The cotton campaign has developed statements for both Uzbekistan which was upgraded to tier 2 http://www.cottoncampaign.org/us-decision-fails-forced-labor-victims-in-uzbekistan.htmland Turkmenistan which remains at tier 3 http://www.cottoncampaign.org/turkmenistan-remains-in-the-lowest-possible-ranking-in-the-annual-tip-report.html. Catholic News Agency covered the report here, noting that trafficking remains a problem in the U.S.
September 09, 2017
Currently, Pope Francis is visiting Colombia. One of his stops will be Cartagena and the shrine of St. Peter Claver, a Jesuit priest, on the day after his feast day. In fact, his final public event in Colombia is a Mass in the evening at the seafront in Cartagena, during which the remains of St. Peter Claver and St. Maria Bernarda Bütler, a Swiss Franciscan Missionary Sisters of Our Lady of Perpetual Help, who also worked there, will be exposed.
Peter Claver was born to a prosperous family in Verdu, Spain, and earned his first degree in Barcelona. He entered the Jesuits in 1601. When he was in Majorca studying philosophy, Claver was encouraged by Alphonsus Rodriguez, the saintly doorkeeper of the college, to go to the missions in America. Claver listened, and in 1610 he landed in Cartagena, Colombia. After completing his studies in Bogotá, Peter was ordained in Cartagena in 1616.
Cartagena was one of two ports where slaves from Africa arrived to be sold in South America. Between the years 1616 and 1650, Peter Claver worked daily to minister to the needs of the 10,000 slaves who arrived each year.
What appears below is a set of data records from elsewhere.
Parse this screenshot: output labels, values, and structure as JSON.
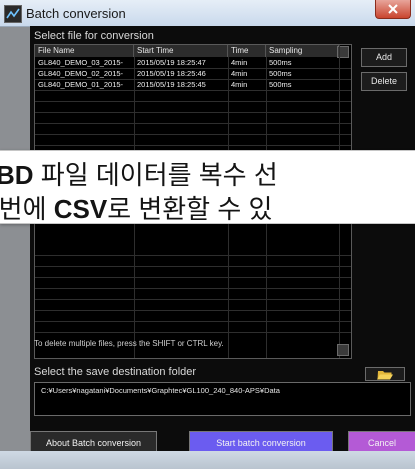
{
  "window": {
    "title": "Batch conversion"
  },
  "file_section": {
    "label": "Select file for conversion",
    "columns": [
      "File Name",
      "Start Time",
      "Time",
      "Sampling"
    ],
    "rows": [
      [
        "GL840_DEMO_03_2015-",
        "2015/05/19 18:25:47",
        "4min",
        "500ms"
      ],
      [
        "GL840_DEMO_02_2015-",
        "2015/05/19 18:25:46",
        "4min",
        "500ms"
      ],
      [
        "GL840_DEMO_01_2015-",
        "2015/05/19 18:25:45",
        "4min",
        "500ms"
      ]
    ],
    "add_label": "Add",
    "delete_label": "Delete",
    "hint": "To delete multiple files, press the SHIFT or CTRL key."
  },
  "overlay": {
    "line1_prefix": "",
    "line1_bold": "BD",
    "line1_rest": " 파일 데이터를 복수 선",
    "line2_prefix": "·번에 ",
    "line2_bold": "CSV",
    "line2_rest": "로 변환할 수 있"
  },
  "save_section": {
    "label": "Select the save destination folder",
    "path": "C:¥Users¥nagatani¥Documents¥Graphtec¥GL100_240_840-APS¥Data"
  },
  "buttons": {
    "about": "About Batch conversion",
    "start": "Start batch conversion",
    "cancel": "Cancel"
  },
  "colors": {
    "panel": "#0c0c0c",
    "start_button": "#6b5cf0",
    "cancel_button": "#b45ad6"
  },
  "icons": {
    "folder": "folder-open-icon",
    "app": "app-icon"
  }
}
As soon as a slave ship entered the port, Peter Claver moved into its infested hold to minister to the ill-treated and exhausted passengers. After the slaves were herded out of the ship like chained animals and shut up in nearby yards to be gazed at by the crowds, Claver plunged in among them with medicines, food, bread, brandy, lemons, and tobacco. With the help of interpreters he gave basic instructions and assured his brothers and sisters of their human dignity and God’s love. During the 40 years of his ministry, Claver instructed and baptized an estimated 300,000 slaves. Claver said, “We must speak to them with our hands before we speak to them with our lips.”
In the last years of his life Peter was too ill to leave his room. The ex-slave who was hired to care for him treated him cruelly, not feeding him many days, and never bathing him. Claver never complained. He was convinced that he deserved this treatment.
In 1654 Peter was anointed with the oil of the Sacrament of the Sick. When Cartagenians heard the news, they crowded into his room to see him for the last time. They treated Peter Claver’s room as a shrine, and stripped it of everything but his bedclothes for mementos. At the age of 73, Claver died September 7, 1654.
St. Peter Claver was canonized in 1888. His memorial is celebrated on September 9.
When we look upon today’s slaves as anything else than fellow human beings and gifts of God, we view them as commodities to be bought and sold. We deprive them of their dignity. These are the poor and vulnerable who are forced, coerced, or by economic choice enter into a very dark underworld that enmeshes at least 21 million people on our planet today.
Like Saint Peter Claver, let us see the “Christ” within each and every person, especially those who are the world’s modern slaves, like many who make our clothes. Indeed, St. Peter Claver, a patron saint for victims of human trafficking, is a saint for garment justice.
O God, who made Saint Peter Claver a slave of slaves and strengthened him with wonder charity and patience as he came to their help, grant, through his intercession, that, seeking the things of Jesus Christ, we may love our neighbor in deeds and in truth. Through our Lord Jesus Christ, your Son, who lives and reigns with you in the unity of the Holy Spirit, one God, for ever and ever.